Gloire passée ou Gloire future?

Giorgio Pantano expérimente actuellement la dure solitude des pilotes qui aspirent à une montée en F1 mais n’y parviennent pas. Pantano avait été galvanisé par le succès de Glock, sacré Champion GP2 2007, et revenu par la grande porte en F1 chez Toyota, après avoir déjà tenté sa chance avec Jordan en F1 sans parvenir à sécuriser une place. Ses propos désormais, font penser à ceux de Frank Montagny lorsqu’il comprit, une première fois chez Renault, une seconde fois chez Super Aguri; que la F1 ne lui ouvrirait jamais ses portes autrement qu’en tant que « stagiaire ».
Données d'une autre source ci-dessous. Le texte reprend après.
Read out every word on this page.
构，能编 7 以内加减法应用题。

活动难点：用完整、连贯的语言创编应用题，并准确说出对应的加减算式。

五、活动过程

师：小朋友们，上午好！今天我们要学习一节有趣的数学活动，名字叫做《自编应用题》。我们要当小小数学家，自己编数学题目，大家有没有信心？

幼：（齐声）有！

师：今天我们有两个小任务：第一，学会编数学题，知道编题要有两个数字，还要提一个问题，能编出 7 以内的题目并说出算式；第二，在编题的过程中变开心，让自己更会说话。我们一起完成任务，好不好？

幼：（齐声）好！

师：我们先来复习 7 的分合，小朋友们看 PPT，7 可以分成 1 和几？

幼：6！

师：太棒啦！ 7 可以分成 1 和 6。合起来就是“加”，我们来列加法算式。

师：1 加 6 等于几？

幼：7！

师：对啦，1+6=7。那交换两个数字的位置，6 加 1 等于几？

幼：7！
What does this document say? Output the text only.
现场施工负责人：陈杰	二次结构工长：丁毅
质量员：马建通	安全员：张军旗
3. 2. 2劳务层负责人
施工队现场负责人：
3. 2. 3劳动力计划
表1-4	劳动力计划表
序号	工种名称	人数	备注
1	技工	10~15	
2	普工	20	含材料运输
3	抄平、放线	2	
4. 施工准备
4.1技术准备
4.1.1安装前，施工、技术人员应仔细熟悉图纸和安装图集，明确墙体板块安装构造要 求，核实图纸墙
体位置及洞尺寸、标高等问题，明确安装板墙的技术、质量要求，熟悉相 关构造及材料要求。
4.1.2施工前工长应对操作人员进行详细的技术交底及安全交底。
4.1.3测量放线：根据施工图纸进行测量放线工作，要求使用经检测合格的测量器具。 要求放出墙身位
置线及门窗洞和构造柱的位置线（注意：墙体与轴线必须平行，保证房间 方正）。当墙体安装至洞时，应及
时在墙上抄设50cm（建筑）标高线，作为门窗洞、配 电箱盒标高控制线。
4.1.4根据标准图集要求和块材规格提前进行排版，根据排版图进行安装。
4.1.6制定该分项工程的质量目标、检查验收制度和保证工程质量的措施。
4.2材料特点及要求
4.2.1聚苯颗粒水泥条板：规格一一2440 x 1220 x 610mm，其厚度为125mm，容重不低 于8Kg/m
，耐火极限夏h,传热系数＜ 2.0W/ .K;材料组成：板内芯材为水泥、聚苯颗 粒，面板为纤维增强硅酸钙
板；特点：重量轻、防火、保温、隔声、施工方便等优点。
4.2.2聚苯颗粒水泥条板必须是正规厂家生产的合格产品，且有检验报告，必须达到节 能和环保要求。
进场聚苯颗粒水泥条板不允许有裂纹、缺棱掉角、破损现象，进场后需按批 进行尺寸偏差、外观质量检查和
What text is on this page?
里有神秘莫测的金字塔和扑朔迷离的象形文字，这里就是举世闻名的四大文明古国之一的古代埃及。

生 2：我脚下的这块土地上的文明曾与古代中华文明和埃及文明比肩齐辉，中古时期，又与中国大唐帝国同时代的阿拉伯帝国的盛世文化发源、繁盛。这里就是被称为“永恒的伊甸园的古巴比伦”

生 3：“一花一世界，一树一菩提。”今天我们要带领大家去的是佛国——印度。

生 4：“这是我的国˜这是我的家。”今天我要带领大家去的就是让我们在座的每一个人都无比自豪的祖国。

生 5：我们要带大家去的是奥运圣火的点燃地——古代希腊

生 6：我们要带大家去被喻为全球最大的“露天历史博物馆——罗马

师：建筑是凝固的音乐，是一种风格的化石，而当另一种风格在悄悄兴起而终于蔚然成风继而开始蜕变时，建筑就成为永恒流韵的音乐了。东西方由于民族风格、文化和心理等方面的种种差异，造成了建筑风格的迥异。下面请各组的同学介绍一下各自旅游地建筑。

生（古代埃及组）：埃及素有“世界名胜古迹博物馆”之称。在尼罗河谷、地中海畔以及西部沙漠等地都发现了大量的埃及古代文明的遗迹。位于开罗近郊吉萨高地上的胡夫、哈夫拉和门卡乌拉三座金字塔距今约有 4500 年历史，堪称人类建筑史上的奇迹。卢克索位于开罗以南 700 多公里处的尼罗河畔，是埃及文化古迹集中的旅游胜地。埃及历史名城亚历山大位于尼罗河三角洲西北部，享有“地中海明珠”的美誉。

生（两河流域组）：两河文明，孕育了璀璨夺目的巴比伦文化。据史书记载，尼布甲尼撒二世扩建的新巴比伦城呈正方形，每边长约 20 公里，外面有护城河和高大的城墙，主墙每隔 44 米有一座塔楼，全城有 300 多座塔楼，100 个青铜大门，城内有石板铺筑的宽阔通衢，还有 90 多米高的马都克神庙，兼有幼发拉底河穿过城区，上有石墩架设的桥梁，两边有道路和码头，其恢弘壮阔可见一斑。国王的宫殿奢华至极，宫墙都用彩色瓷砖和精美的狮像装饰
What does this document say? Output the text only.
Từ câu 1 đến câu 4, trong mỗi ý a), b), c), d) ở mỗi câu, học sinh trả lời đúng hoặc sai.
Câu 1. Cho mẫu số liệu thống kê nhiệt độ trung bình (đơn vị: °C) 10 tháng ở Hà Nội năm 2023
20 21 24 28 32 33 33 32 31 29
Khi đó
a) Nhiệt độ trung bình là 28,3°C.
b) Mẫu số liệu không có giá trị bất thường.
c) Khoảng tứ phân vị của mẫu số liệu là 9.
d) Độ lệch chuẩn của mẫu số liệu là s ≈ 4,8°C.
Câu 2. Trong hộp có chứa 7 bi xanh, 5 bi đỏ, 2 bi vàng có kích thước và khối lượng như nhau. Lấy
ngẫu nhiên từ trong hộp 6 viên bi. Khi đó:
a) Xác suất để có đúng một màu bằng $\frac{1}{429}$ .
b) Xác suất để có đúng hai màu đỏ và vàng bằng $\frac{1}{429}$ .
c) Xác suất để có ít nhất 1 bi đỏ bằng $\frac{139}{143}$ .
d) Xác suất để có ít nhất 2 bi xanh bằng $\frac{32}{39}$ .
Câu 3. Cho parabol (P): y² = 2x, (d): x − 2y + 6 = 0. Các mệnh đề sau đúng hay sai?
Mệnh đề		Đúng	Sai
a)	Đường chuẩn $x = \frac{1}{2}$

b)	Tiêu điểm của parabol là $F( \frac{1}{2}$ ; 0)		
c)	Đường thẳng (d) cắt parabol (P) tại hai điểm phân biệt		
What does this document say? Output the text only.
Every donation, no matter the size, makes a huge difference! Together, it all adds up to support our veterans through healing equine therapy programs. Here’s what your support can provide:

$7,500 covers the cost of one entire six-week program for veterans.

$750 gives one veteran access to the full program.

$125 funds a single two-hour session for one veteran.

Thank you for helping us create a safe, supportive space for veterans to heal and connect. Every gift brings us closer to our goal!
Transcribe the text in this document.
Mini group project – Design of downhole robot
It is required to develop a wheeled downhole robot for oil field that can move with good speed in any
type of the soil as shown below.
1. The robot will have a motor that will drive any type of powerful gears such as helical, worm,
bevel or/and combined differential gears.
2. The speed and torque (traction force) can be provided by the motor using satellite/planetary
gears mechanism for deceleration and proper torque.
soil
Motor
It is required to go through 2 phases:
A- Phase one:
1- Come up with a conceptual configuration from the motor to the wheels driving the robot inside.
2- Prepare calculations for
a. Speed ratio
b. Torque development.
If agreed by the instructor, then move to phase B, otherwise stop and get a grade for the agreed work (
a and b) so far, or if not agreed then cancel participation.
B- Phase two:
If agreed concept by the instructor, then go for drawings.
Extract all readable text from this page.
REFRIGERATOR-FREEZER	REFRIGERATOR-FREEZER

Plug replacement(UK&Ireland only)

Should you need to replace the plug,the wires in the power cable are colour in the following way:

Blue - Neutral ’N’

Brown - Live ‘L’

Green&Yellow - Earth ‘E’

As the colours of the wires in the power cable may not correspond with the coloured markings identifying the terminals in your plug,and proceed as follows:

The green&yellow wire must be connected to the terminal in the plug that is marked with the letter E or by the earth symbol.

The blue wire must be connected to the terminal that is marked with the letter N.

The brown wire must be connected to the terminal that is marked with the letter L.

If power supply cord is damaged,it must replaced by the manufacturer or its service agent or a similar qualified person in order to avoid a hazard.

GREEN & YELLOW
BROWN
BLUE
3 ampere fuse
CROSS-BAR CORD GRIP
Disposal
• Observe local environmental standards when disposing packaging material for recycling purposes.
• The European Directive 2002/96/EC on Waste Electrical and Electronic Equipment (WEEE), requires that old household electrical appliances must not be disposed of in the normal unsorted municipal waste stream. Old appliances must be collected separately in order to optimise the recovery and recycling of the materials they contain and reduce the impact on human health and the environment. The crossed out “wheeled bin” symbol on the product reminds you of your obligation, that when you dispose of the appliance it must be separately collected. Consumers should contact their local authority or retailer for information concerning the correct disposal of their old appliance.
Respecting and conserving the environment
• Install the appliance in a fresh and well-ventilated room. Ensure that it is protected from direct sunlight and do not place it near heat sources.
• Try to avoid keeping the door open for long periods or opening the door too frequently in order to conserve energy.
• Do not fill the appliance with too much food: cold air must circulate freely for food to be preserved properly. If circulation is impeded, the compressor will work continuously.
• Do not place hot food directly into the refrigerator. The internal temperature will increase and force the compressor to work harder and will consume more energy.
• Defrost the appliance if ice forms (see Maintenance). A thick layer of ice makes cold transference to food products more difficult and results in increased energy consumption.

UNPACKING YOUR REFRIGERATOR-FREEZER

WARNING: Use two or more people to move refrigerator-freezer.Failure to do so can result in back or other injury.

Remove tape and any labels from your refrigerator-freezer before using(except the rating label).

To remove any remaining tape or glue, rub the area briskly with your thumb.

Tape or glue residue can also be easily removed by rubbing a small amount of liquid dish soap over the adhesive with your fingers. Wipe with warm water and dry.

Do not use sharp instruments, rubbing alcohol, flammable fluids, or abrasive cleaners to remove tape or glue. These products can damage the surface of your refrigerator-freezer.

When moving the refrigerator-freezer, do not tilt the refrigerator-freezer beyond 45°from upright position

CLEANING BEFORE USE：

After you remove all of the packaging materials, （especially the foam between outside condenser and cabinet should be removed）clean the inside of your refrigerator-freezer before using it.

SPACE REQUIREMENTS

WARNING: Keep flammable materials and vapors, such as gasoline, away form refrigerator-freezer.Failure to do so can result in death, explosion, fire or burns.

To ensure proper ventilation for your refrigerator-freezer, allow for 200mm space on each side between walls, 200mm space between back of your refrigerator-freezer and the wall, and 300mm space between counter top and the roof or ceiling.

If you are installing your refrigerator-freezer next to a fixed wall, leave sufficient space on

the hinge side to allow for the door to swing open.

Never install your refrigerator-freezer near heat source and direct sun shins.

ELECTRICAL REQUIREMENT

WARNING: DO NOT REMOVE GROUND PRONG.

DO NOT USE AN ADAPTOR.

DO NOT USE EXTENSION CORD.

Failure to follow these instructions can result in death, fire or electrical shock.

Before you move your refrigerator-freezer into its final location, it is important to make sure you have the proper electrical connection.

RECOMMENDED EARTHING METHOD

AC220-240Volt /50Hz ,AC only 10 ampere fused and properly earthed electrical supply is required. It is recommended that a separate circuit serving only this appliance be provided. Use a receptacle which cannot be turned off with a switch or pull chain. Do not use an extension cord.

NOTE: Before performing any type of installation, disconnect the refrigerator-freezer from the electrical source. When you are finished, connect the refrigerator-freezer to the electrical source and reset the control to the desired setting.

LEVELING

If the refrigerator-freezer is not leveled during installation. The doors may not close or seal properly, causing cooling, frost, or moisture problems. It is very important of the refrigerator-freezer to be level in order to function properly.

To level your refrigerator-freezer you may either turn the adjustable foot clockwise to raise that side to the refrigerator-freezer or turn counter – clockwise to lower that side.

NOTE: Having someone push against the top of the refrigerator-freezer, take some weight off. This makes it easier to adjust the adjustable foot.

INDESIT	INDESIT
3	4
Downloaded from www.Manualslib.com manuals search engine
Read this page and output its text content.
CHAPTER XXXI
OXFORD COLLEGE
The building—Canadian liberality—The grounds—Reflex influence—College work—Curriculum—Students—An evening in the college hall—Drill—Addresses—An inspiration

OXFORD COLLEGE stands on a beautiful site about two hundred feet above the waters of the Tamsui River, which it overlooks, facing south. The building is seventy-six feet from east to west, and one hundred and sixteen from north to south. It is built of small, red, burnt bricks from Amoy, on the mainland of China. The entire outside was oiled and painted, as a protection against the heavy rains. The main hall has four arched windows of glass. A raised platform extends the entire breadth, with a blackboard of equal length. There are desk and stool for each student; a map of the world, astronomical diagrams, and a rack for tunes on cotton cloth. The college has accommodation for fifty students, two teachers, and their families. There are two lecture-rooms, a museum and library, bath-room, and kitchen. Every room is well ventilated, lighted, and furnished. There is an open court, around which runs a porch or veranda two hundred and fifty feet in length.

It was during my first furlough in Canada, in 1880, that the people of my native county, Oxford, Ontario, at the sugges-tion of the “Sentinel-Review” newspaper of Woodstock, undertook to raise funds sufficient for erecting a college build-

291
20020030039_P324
Pantano a de quoi se sentir abandonné, mais semble ne pas comprendre pour quelle raison. Pour lui, son titre de Champion GP2 2008 aurait dû être le déclic pour relancer sa carrière. L’Italien de 29 ans a lui aussi déjà couru pour Jordan en 2004, année lors de laquelle il subit de plein fouet la domination d’un Heidfeld lui aussi déterminé à sauver sa carrière et sa réputation de pilote trop tendre.

Au vu de ses déclarations récentes, Pantano semble désormais abattu : « je mets au défi quiconque d’avoir un CV aussi bon que le mien. J’ai remporté deux titres mondiaux de karting, j’ai été devant en F3, de même qu’en F3000 et en GP2. Mais maintenant, on me dit qu’il n’y a pas de place en F1... C’est une mauvaise blague? Si vous n’êtes pas dans les petits papiers des bonnes personnes ou que vous n’apportez pas quelques millions de dollars en sponsoring, on est totalement indifférent à votre encontre. Je lis partout des choses sur Buemi et Senna. Mais qu’ont-ils fait? »



A l'image de cette photo, Pantano n'est pas au centre de l'attention.


Eh bien, Giorgio, on pourrait penser que 29 ans n’est pas un avantage pour débuter en F1. Que rester quatre ans en GP2 pour finalement remporter le titre lors de la dernière manche face à un Senna toujours tendre et un Di Grassi ayant manqué 6 courses sur la saison n’est pas la façon la plus convaincante de s’illustrer. Bourdais, avec un CV également bien rempli, en est toujours à devoir prouver sa valeur course après course, test après test, face à une génération de pilotes de parfois 10 ans ses cadets. « Je crois que je peux encore faire 6 à 7 saisons au top », rétorque le champion GP2 2008.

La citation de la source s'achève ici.